DIP/docs/embedding/VECTOR_SYNC_HTTP_PROVIDER.md

99 lines
2.5 KiB
Markdown

# Vector-sync HTTP embedding provider
This provider supports two endpoints:
- `POST {baseUrl}/vector-sync` for single-text requests
- `POST {baseUrl}/vectorize-batch` for batch document requests
## Single request
Request body:
```json
{
"model": "intfloat/multilingual-e5-large",
"text": "This is a sample text to vectorize"
}
```
## Batch request
Request body:
```json
{
"model": "intfloat/multilingual-e5-large",
"truncate_text": false,
"truncate_length": 512,
"chunk_size": 20,
"items": [
{
"id": "2f48fd5c-9d39-4d80-9225-ea0c59c77c9a",
"text": "This is a sample text to vectorize"
}
]
}
```
## Provider configuration
```yaml
batch-request:
truncate-text: false
truncate-length: 512
chunk-size: 20
```
These values are used for `/vectorize-batch` calls and can also be overridden per request via `EmbeddingRequest.providerOptions()`.

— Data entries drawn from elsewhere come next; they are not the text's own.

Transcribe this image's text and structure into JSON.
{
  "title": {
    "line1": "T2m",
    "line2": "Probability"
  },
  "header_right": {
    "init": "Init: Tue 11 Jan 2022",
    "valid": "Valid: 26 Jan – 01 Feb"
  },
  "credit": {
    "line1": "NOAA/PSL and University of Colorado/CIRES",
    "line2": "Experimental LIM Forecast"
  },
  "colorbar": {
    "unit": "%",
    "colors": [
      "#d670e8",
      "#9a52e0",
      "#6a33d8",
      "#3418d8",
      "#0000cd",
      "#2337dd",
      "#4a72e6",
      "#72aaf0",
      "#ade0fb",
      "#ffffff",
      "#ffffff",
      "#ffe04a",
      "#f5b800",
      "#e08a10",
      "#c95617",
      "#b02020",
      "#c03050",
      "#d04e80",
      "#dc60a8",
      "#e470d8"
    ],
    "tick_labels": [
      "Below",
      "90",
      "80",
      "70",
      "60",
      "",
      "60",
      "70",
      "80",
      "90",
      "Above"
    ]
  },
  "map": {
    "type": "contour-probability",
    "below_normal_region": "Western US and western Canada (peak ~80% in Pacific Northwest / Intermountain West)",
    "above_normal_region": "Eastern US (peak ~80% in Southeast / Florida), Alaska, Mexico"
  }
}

## Orchestrator batch processing
To let `RepresentationEmbeddingOrchestrator` send multiple representations in one provider call, enable batch processing for jobs and for the model:
```yaml
dip:
embedding:
jobs:
enabled: true
parallel-batch-count: 1
process-in-batches: true
execution-batch-size: 20
models:
e5-default:
supports-batch: true
```
Notes:
- jobs are grouped by `modelKey`
- non-batch-capable models still fall back to single-item execution
- `parallel-batch-count` controls how many claimed job batches may be started in parallel
- `execution-batch-size` controls how many texts are sent in one `/vectorize-batch` request inside each claimed job batch
## E5 prefix handling
For models such as `intfloat/multilingual-e5-large`, configure prefix handling on the model:
```yaml
dip:
embedding:
models:
e5-default:
provider-config-key: vector-sync-e5
provider-model-key: intfloat/multilingual-e5-large
dimensions: 1024
supports-batch: true
prefix-mode: CLIENT
query-prefix: "query: "
document-prefix: "passage: "
```
Supported modes:
- `OFF` - DIP sends raw text
- `CLIENT` - DIP prepends the configured prefix before calling the provider
- `EXTERNAL` - DIP assumes the external service applies the prefixing itself
For persisted document embeddings, the produced prefix provenance is stored in `doc.doc_embedding`:
- `prefix_profile_id` (resolved via `DOC.doc_embedding_prefix_profile`)
This makes it possible to identify whether indexed vectors were created with raw text, DIP-side prefixing, or externally handled prefixing before deciding on re-embedding.